Tale D.M. indica le caratteristiche che consentono di qualificare "di lusso" le abitazioni. In particolare, mentre gli articoli da 1 a 7 del predetto decreto ministeriale individuano le singole caratteristiche in presenza di ciascuna delle quali l'abitazione è considerata di lusso - i.e.: abitazioni realizzate su aree destinate dagli strumenti urbanistici a "ville", "parco privato" (art. 1); abitazioni unifamiliari dotate di piscina di almeno 80 metri quadrati o campi da tennis con sottofondo drenato di superficie non inferiore a 650 metri quadrati (art. 4); il successivo art. 8, invece, considera abitazioni di lusso "Le case e le singole unità immobiliari che abbiano oltre 4 caratteristiche tra quelle della tabella allegata al presente decreto" (i.e.: superficie dell'appartamento; scala di servizio; ascensore di servizio; eccetera). In riferimento a quest'ultima disposizione, la Commissione tributaria centrale (Sez. XII, decisione n. 3025 del 28 marzo 1988), ha precisato che "... l'art. 8 è residuale, cioè se il fabbricato non ricade in alcune delle previsioni dei primi sette articoli, può ugualmente essere considerato di lusso qualora concorrano più di quattro delle caratteristiche elencate nella tabella allegata".

Le caratteristiche che permettono di attribuire all'abitazione la qualifica "di lusso" possono essere desunte sia dal contenuto dell'atto (come, ad esempio, la descrizione dell'immobile) oppure dalla documentazione allegata allo stesso (come, ad esempio, il certificato catastale, la concessione edilizia, eccetera). In tal caso l'imposta dovuta per la registrazione è determinata con l'applicazione dell'aliquota ordinaria.

Si ricorda che l'agevolazione "prima casa" spetta anche nell'ipotesi in cui il trasferimento riguardi un immobile in corso di costruzione che presenti, seppure in fieri, le caratteristiche dell'abitazione "non di lusso" secondo i criteri stabiliti dal D.M. 2 agosto 1969.

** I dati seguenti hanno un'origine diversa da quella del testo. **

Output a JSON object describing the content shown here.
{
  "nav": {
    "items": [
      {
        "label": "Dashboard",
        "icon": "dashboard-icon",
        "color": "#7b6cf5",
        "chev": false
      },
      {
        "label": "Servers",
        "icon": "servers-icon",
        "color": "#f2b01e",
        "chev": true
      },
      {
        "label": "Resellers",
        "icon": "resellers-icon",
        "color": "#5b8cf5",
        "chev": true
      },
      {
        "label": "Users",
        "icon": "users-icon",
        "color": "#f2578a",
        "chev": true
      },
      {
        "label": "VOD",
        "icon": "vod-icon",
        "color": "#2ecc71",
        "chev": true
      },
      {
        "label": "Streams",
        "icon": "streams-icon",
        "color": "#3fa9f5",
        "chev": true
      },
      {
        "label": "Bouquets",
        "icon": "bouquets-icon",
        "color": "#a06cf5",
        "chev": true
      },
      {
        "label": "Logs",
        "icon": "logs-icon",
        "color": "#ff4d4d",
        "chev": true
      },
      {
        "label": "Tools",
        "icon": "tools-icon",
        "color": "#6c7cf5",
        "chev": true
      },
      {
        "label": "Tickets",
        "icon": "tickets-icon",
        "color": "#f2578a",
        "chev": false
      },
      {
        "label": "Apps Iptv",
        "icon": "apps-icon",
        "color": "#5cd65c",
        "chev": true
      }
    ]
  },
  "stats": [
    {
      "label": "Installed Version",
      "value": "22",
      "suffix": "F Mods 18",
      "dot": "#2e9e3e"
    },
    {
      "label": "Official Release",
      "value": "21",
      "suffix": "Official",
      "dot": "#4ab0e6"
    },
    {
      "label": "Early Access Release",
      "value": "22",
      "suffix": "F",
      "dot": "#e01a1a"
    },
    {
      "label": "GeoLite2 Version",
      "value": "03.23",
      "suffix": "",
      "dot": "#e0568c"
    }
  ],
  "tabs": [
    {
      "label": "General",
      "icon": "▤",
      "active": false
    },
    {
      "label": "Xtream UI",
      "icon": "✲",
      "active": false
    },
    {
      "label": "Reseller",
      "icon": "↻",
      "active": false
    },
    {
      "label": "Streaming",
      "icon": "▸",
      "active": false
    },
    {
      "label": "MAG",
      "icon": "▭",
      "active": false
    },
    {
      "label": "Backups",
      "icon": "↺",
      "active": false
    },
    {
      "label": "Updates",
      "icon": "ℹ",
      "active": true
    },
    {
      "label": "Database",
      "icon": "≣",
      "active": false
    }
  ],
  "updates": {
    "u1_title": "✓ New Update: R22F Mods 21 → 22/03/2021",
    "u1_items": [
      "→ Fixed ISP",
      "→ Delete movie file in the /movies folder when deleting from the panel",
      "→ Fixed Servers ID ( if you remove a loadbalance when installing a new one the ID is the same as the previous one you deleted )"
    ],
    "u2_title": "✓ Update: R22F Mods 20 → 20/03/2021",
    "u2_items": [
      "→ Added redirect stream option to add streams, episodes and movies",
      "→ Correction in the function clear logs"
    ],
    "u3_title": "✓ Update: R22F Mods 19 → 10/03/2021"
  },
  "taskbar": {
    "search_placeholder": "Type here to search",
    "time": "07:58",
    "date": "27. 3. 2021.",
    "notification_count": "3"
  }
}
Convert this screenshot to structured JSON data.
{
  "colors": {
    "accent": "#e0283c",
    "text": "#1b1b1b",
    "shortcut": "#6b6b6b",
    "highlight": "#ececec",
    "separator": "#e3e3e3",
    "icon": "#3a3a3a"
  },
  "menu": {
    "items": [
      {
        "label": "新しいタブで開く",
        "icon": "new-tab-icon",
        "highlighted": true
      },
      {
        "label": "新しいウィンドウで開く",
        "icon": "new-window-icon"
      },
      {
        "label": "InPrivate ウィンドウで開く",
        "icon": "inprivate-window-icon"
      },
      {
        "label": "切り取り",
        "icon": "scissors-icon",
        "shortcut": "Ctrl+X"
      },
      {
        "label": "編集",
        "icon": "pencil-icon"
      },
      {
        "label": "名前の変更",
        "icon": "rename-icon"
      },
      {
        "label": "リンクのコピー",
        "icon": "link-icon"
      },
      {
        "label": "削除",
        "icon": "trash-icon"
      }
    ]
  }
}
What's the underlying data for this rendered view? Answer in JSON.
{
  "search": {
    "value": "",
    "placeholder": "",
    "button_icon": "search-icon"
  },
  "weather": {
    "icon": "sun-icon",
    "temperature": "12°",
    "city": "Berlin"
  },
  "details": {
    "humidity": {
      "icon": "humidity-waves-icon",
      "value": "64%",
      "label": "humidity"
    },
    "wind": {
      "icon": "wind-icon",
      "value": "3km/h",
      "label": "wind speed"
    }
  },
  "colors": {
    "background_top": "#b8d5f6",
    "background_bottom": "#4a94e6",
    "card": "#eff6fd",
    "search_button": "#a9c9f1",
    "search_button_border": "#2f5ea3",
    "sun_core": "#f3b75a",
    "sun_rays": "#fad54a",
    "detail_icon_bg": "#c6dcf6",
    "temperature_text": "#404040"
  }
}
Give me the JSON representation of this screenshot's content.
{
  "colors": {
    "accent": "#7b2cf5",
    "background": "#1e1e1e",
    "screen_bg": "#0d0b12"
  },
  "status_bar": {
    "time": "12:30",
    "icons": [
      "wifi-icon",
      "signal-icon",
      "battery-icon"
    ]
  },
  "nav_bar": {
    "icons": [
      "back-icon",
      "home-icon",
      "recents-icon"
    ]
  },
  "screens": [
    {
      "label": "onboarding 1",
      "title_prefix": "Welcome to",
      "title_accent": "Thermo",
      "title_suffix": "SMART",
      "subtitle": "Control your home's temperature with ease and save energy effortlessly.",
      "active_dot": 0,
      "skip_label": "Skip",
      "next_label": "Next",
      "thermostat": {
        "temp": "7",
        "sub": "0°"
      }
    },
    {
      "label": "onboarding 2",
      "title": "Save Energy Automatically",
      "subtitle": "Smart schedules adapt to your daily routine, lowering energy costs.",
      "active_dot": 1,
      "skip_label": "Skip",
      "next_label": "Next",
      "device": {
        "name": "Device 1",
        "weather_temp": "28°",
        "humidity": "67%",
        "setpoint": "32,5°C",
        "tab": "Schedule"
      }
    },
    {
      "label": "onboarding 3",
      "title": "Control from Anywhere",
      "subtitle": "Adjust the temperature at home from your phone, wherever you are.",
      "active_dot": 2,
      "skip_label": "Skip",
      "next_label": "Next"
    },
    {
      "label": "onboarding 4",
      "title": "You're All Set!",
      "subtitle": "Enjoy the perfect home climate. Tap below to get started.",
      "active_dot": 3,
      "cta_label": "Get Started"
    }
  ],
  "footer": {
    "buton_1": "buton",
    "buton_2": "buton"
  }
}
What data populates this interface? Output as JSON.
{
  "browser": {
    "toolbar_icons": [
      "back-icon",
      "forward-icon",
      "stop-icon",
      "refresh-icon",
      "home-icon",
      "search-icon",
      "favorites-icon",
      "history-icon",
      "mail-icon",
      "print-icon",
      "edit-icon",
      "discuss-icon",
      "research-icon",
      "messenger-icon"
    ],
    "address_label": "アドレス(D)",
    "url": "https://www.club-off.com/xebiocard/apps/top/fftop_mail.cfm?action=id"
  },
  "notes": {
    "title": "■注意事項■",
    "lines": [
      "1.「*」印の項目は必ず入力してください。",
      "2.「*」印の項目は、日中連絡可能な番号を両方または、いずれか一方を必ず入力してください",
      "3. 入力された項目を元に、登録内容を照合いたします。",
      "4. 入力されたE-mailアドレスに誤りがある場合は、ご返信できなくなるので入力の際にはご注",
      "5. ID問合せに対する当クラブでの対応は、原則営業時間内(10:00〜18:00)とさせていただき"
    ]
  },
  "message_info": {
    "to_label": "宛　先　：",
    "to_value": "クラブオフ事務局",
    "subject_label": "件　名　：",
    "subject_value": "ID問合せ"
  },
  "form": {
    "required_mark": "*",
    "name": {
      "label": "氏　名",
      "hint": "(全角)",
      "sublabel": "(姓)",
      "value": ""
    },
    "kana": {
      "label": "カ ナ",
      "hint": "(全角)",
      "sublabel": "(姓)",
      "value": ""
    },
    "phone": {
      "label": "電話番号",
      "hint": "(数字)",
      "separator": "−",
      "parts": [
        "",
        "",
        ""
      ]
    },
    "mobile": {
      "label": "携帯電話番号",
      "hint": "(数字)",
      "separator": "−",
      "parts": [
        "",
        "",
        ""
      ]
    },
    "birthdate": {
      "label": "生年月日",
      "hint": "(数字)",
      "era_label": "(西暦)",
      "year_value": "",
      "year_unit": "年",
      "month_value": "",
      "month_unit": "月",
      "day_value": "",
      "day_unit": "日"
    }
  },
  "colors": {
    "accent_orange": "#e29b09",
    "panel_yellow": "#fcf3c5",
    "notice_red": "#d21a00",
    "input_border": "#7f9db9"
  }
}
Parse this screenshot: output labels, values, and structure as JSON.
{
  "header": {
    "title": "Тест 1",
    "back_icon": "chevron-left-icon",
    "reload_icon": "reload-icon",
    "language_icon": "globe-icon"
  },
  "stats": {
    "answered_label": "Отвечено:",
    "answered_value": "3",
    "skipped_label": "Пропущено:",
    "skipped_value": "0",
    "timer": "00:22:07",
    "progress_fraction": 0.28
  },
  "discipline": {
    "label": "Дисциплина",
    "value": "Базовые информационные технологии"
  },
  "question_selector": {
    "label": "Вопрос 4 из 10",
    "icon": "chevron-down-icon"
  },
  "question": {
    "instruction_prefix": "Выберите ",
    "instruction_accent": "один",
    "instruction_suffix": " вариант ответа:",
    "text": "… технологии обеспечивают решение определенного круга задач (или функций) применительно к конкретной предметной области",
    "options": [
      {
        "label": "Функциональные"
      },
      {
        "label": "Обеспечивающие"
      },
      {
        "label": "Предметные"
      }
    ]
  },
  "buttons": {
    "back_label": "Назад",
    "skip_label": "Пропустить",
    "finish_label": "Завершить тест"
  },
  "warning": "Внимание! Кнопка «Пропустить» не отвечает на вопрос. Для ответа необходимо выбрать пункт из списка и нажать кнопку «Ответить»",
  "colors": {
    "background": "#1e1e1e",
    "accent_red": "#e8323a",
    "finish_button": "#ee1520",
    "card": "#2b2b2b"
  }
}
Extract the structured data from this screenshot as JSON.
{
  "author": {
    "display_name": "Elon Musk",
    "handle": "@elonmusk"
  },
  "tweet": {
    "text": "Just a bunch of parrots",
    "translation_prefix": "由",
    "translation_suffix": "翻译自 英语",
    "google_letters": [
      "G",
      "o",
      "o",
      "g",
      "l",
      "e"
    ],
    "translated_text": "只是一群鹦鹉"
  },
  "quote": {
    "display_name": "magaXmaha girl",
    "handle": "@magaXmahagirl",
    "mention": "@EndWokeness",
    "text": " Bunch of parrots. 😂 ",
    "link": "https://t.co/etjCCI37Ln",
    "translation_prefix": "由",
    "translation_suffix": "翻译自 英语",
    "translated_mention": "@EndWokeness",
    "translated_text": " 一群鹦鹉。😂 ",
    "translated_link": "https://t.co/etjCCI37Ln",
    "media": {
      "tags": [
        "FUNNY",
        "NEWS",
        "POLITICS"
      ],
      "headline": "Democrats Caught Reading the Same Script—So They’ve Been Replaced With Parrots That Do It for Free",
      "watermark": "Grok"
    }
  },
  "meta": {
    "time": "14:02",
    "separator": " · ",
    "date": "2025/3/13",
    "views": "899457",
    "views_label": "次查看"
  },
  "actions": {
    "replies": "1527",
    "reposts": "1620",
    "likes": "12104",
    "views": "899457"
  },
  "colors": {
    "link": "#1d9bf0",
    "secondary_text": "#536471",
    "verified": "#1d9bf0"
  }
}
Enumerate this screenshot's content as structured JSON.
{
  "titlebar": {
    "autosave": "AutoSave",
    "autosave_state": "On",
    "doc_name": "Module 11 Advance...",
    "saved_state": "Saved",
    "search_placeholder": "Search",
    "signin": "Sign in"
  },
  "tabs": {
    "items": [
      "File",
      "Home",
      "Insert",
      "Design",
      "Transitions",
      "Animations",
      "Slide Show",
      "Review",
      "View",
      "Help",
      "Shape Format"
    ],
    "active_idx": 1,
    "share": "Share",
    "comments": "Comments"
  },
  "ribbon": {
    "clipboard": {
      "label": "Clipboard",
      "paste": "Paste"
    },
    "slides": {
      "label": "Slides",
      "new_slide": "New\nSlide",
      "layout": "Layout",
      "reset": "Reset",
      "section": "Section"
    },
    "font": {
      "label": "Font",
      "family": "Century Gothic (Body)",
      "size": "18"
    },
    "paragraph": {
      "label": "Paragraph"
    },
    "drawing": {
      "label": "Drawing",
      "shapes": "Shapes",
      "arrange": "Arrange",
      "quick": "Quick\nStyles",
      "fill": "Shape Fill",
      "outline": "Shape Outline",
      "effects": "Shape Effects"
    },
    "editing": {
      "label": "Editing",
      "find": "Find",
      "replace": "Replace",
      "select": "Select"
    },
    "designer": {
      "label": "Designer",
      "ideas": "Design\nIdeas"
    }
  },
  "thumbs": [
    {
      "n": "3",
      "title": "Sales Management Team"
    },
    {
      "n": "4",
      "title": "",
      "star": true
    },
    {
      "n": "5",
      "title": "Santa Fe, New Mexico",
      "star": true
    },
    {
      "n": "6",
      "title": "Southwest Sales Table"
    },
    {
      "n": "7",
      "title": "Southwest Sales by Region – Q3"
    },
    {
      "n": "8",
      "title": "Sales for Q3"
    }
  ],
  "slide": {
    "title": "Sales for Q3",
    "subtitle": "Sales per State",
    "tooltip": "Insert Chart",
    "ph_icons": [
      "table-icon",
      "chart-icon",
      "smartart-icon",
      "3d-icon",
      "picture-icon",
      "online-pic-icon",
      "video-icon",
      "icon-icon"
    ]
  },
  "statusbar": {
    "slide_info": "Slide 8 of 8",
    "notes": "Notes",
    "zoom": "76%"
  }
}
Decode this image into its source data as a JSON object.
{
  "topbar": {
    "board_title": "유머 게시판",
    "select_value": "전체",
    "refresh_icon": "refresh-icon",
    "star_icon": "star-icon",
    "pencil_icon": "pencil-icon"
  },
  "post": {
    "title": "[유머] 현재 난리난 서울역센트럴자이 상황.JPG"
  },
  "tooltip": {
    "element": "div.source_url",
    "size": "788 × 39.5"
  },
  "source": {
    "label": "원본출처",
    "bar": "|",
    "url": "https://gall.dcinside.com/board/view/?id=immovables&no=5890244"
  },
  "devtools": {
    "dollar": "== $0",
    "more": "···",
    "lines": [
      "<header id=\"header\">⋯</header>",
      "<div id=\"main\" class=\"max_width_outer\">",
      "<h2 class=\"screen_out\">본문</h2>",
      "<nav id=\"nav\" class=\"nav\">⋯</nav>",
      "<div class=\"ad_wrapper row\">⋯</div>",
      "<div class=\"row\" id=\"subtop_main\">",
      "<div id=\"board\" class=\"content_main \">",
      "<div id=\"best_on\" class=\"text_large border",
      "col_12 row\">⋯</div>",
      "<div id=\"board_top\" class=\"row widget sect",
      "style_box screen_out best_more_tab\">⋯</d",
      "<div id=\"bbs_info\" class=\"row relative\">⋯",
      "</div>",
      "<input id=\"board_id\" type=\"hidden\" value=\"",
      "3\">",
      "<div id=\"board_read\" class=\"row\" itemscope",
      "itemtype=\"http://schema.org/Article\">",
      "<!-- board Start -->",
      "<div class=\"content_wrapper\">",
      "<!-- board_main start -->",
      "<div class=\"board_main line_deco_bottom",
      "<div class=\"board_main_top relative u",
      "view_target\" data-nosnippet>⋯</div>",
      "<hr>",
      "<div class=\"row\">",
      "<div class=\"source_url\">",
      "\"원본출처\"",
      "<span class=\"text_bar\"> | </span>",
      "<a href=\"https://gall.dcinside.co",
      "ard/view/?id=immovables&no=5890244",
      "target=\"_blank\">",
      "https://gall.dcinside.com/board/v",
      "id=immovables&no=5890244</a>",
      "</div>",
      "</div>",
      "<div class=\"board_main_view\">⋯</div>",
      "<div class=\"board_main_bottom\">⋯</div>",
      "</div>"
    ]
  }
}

Sul punto, vedasi l’intervento della Corte di Cassazione (sentenza 26 marzo 1988, n. 2595), che ha rilevato che i "... simboli delle categorie non hanno la specifica funzione di distinguere le abitazioni di lusso dalle altre, ma soltanto di indicare una rendita catastale proporzionata al tipo di abitazione ...".

Si ricorda, ancora, che con ordinanza n. 22009 del 27 ottobre 2010 (ud. del 6 luglio 2010) la Corte di Cassazione ha affermato che “la fruizione delle agevolazioni tributarie derivanti dall’acquisto della prima casa è collegata dal D.L. 7 febbraio 1985, n. 12, art. 2, come convertito dalla L. 5 aprile 1985, n. 118, alla possibilità di includere gli immobili trasferiti fra le abitazioni non di lusso, secondo i criteri di cui al D.M. 2 agosto 1969, e segnatamente quelli fissati dagli artt. 1 e 6, indipendentemente dalla data della loro costruzione (Cass. nn. 16366/2008; Cass. n. 13064/2006)"; e da ultimo, con ordinanza n. 23112 del 7 novembre 2011 (ud. del 13 ottobre 2011, la Corte di Cassazione ha confermato che “al fine dell’inapplicabilità dei benefici fiscali in materia di imposta ipotecaria e di registro, previsti dalla L. 2 luglio 1949, n.408, art. 17 con riguardo all’atto di trasferimento di alloggio non di lusso, occorre fare riferimento ai requisiti fissati dal D.M. 2 agosto 1969 per le case di lusso, in relazione alla struttura e destinazione dell’immobile al momento dell’atto stesso, ed a prescindere dalla sua concreta utilizzazione successiva, nonché tenere conto che le varie lettere del suddetto art. 5 indicano situazioni alternative e non concorrenti, nel che la sussistenza di una di esse è sufficiente all’individuazione dell’abitazione di lusso”).

E da ultimo, con ordinanza n. 5027 del 28 marzo 2012 (ud. 7 marzo 2012) la Corte di Cassazione ha attribuito alla stima Ute il valore di perizia di parte, riconoscendo, di conseguenza, le agevolazioni prima casa nell’ipotesi di abitazioni ritenuta di lusso attraverso la predetta stima.